SNSに踊り荒れる、「しょせんは他人事」。彼はひどくつまらなそうに、事故現場に群れる黒山の人だかりに蔑みの視線を送ると「ねぇ、皐月さん」と声をかけた。

「人が目の前で死んだのに、なんでみんな楽しそうなんだろうな」
「え?」
「俺は、悲しくてしかたないんだけど」
「……」

皐月は返答に窮した。車内アナウンスでこの車両が吉祥寺駅までひとまず移動することが伝えられると、智行は腕組みして手すりに寄りかかり、皐月に聞こえないよう小さく舌打ちをした。ゆっくりと巨大な鉄の塊が軋みをあげて動きだす。命だったものを轢きながら、命たちをホームへと運んでいく。

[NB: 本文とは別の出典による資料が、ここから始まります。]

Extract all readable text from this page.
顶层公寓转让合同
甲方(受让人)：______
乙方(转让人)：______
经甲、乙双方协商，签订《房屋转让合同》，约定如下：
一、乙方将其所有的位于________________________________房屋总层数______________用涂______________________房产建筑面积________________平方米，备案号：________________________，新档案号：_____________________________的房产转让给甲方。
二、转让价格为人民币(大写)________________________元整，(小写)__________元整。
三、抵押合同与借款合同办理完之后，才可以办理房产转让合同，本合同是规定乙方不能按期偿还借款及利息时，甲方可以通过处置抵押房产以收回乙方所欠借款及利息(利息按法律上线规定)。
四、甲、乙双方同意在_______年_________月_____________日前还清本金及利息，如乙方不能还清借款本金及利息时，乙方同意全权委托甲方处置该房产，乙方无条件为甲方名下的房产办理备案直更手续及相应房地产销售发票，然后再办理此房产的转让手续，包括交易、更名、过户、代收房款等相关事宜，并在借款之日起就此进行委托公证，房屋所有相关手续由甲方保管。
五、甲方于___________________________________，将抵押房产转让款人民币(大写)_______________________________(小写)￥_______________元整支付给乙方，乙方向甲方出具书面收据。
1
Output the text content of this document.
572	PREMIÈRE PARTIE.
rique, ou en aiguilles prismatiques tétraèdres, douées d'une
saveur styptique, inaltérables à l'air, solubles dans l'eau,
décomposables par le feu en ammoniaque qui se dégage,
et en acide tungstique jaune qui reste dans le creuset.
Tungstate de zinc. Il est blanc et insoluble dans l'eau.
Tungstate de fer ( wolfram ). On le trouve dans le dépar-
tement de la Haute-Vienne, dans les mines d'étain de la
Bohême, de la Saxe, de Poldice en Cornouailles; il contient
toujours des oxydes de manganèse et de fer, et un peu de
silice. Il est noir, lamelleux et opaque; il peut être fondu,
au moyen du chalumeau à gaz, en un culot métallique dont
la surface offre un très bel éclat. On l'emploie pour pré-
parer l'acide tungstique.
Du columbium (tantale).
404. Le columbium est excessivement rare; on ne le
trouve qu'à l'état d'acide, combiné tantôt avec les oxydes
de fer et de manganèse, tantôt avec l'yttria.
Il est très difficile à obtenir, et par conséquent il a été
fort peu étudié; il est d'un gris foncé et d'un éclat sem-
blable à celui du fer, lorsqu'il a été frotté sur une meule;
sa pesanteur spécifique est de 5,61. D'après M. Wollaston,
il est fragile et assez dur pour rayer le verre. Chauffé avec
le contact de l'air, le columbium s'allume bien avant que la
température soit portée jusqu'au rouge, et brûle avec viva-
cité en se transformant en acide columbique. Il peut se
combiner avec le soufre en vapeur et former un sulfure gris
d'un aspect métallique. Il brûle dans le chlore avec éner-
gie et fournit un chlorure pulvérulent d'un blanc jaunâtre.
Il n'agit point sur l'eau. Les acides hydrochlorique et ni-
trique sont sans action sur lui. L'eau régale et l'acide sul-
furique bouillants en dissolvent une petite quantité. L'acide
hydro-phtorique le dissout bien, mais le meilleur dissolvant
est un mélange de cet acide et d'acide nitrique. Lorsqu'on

スマートフォンに着電があったのは、皐月と智行が電車の復旧までの時間つぶしのために井の頭公園近くの喫茶店でアイスコーヒーをオーダーした直後だった。

「美奈子から?」
「ええ」

皐月が電話に出ると、その向こうから凛とした美奈子の決意の言葉が聞こえてきた。皐月はそれらを丁寧に掬いとるように何度もうなずいた。

「それなら、これから吉祥寺に来られる? 半蔵門線で渋谷まで出て、そこから井の頭線で。うん、大丈夫、こっちは全然。公園通り沿いの『リムウト』って喫茶店にいるから」

電話を切った皐月に、智行は気だるげにアイスコーヒーを一口飲んでから「来るの?」と問うた。皐月がそうだと答えると、智行は肩をすくめた。